I can probably fix these and send in a PR if this makes sense.

brandon-rhodes commented 6 years ago

Good question! Skyfield uses the convention from Physics, not astronomy; for the difference, see:

https://en.wikipedia.org/wiki/Spherical_coordinate_system

I had hoped to stave off confusion on this point by referencing the relevant ISO standard, which specifies the meaning and exact order of the parameters, right in the docstring; I'll go expand the docstring with more explanation since it didn't wind up being enough. I'll include the wikipedia link, too. Let me know if there are other links or phrases that might help folks keep straight which convention has been chosen — thanks!

jrs65 commented 6 years ago

Sure, but the problem is that to_polar doesn't actually use the convention from physics. It gets the polar angle incorrect. If it was using the convention from physics functions.py:L56 should be theta = arccos(z / r).

brandon-rhodes commented 6 years ago

Ah — so you're also concerned about the difference between the astrometric way of measuring "latitude" (up and down from the equator), versus the approach of measuring it from the pole?

jrs65 commented 6 years ago

Exactly.

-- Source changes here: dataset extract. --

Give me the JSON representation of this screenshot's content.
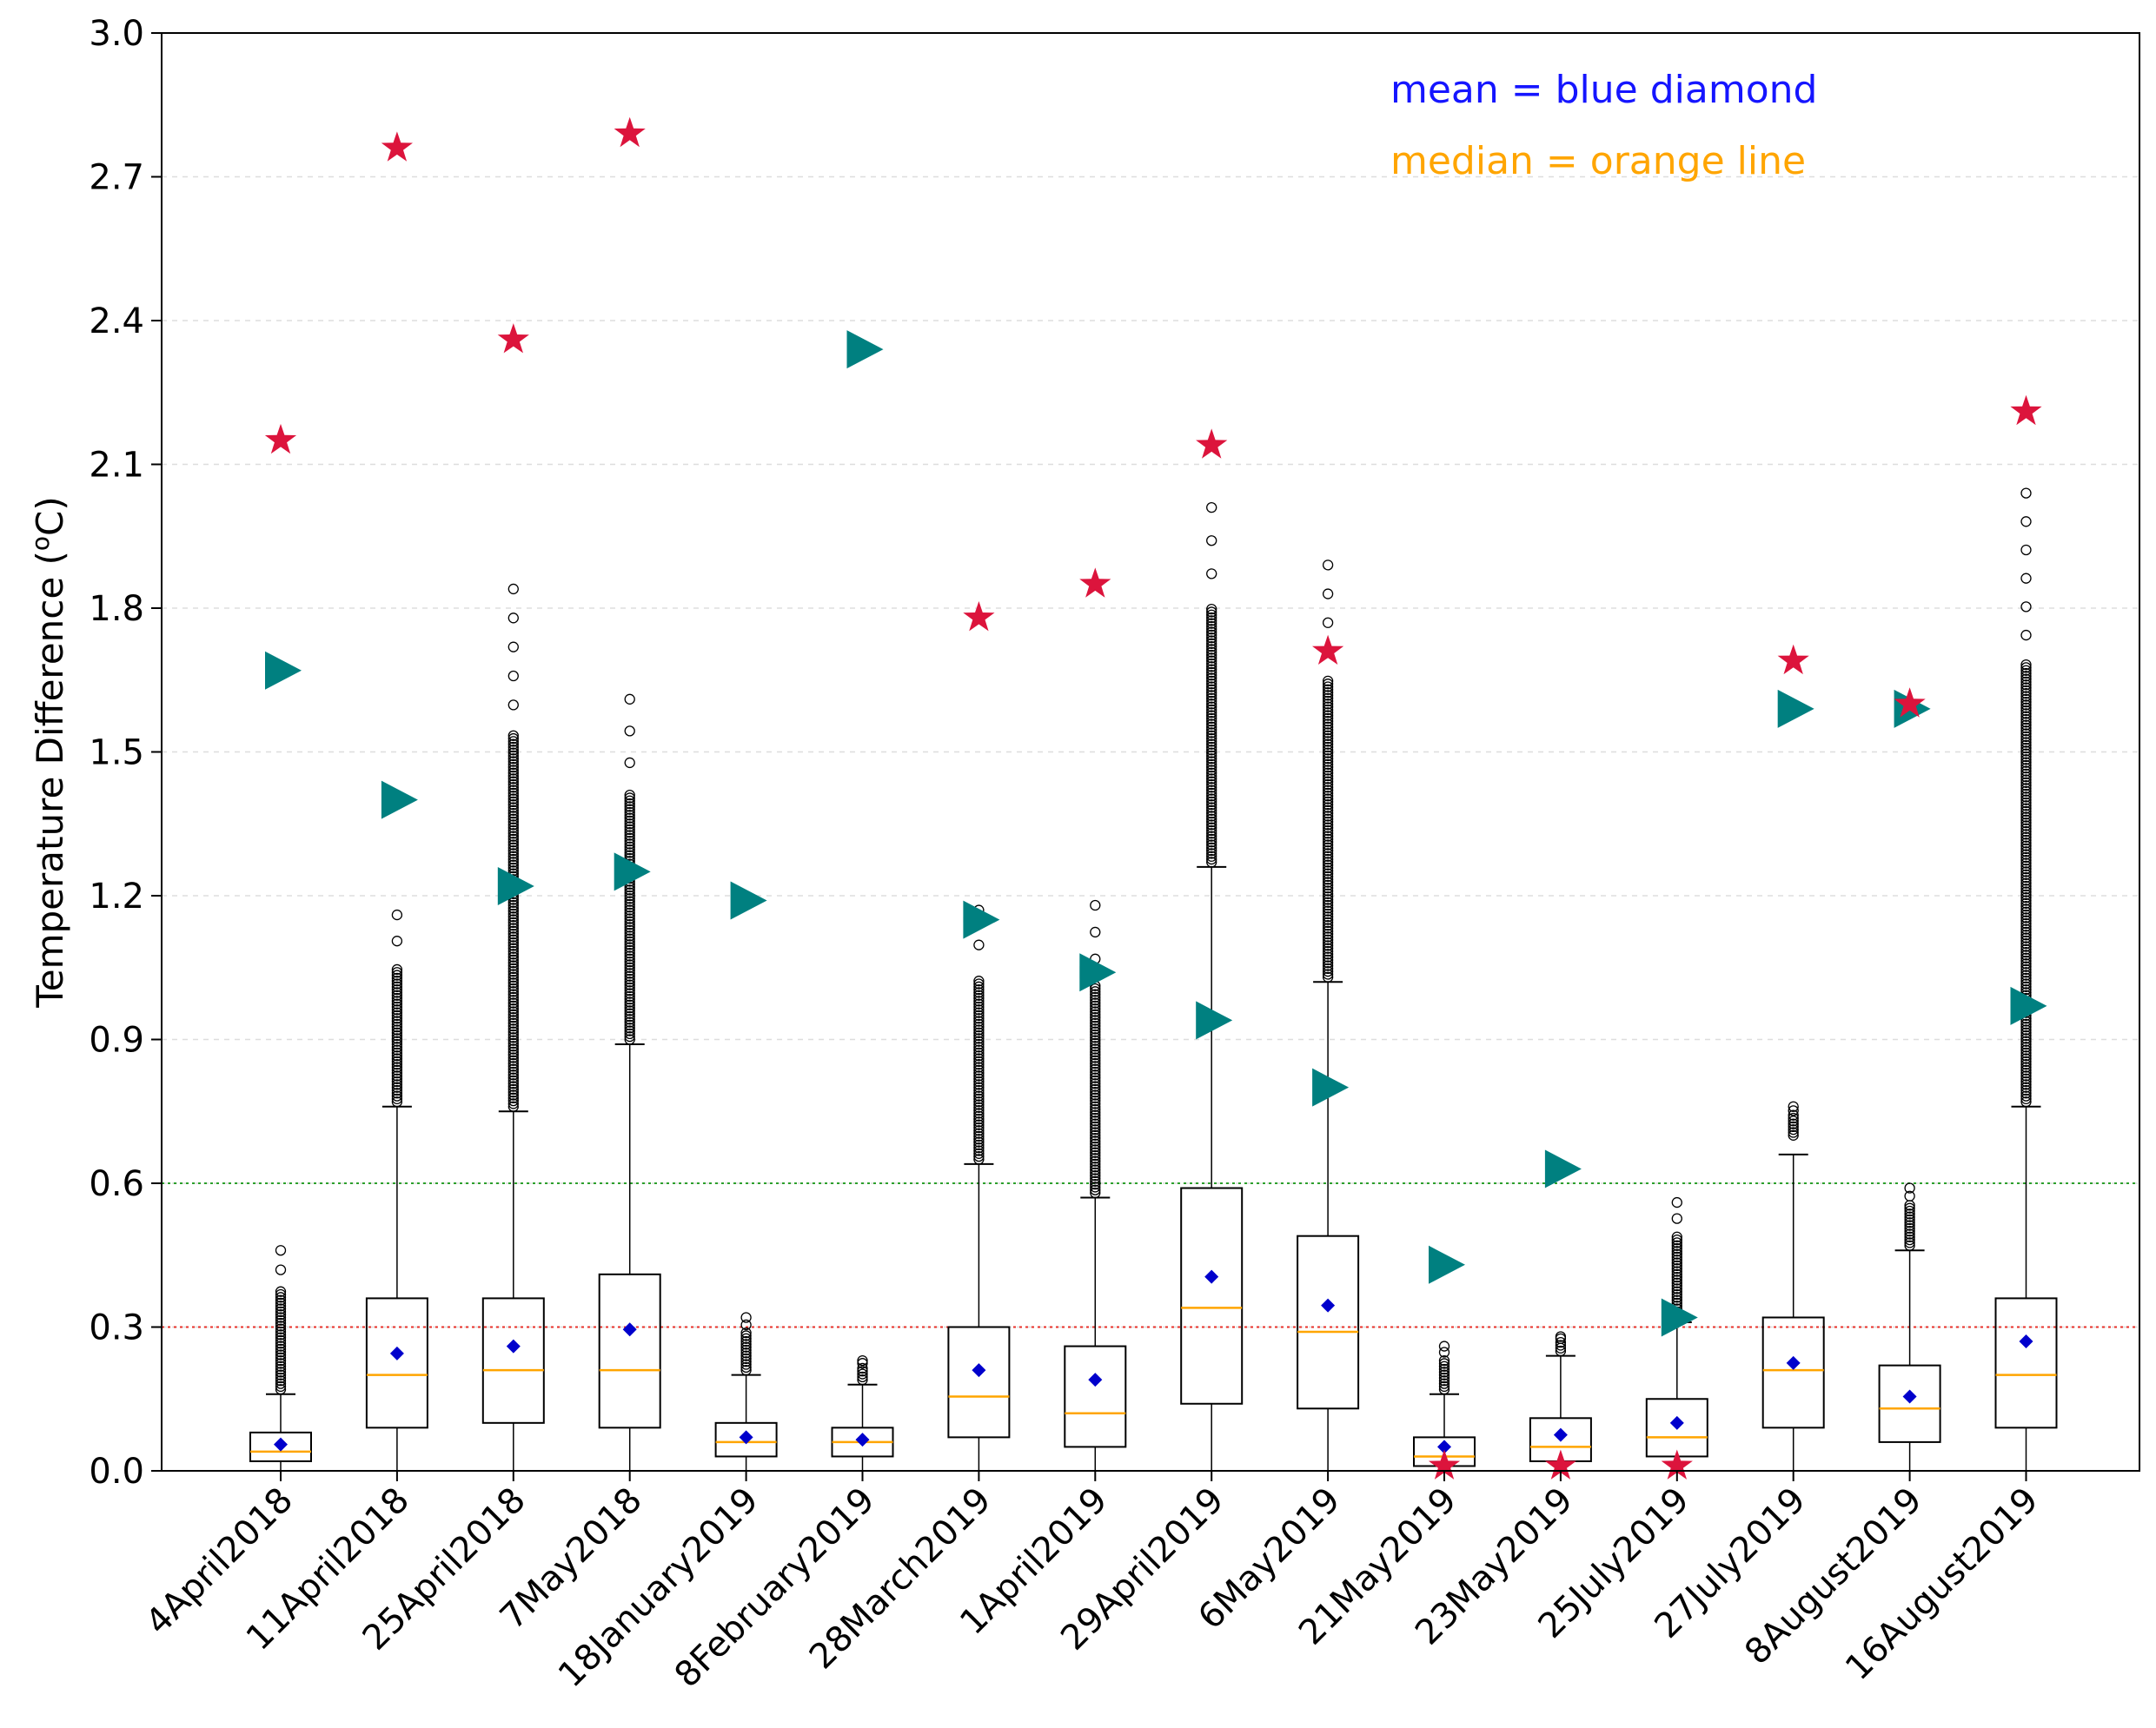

Only the latter set would be considered correct spherical coordinates by the ISO standard or the "physics convention". In particular it's super confusing to label what is technically latitude theta.

brandon-rhodes commented 6 years ago

I'll re-open this issue and at the very least document more clearly the difference. I can't change the call signature without breaking folks's working code, I don't think.

brandon-rhodes commented 6 years ago

Oh, I know what I can do. Introduce routines with spherical in the name instead of polar and have them do the right thing; then mark the polar ones as deprecated :)

I'll look at what it would do the code.

jrs65 commented 6 years ago

Great. I think that solution makes a lot of sense, I wasn't thinking about the case that folks might make use of that routine externally!

brandon-rhodes commented 6 years ago

Looking at all of the uses of the polar routines in the code, it looks to me like having the spherical routines deal with theta will just generate work everywhere, since what all the outer routines need is a latitude-ish number, not a number measured from the pole. So I'm likely to name the parameters in and out of the new routines lat and lon unless we can come up with something better (I thought for a minute about longish and lattish but that would be difficult to parse.)

brandon-rhodes commented 6 years ago

And if I do that I wonder if I should put distance last, to match everything else? If I'm not doing ISO, why not match everything else in the code?

Any votes one way or the other?

brandon-rhodes commented 4 years ago

(See the commit, above, for my decision and rationale. Thanks!)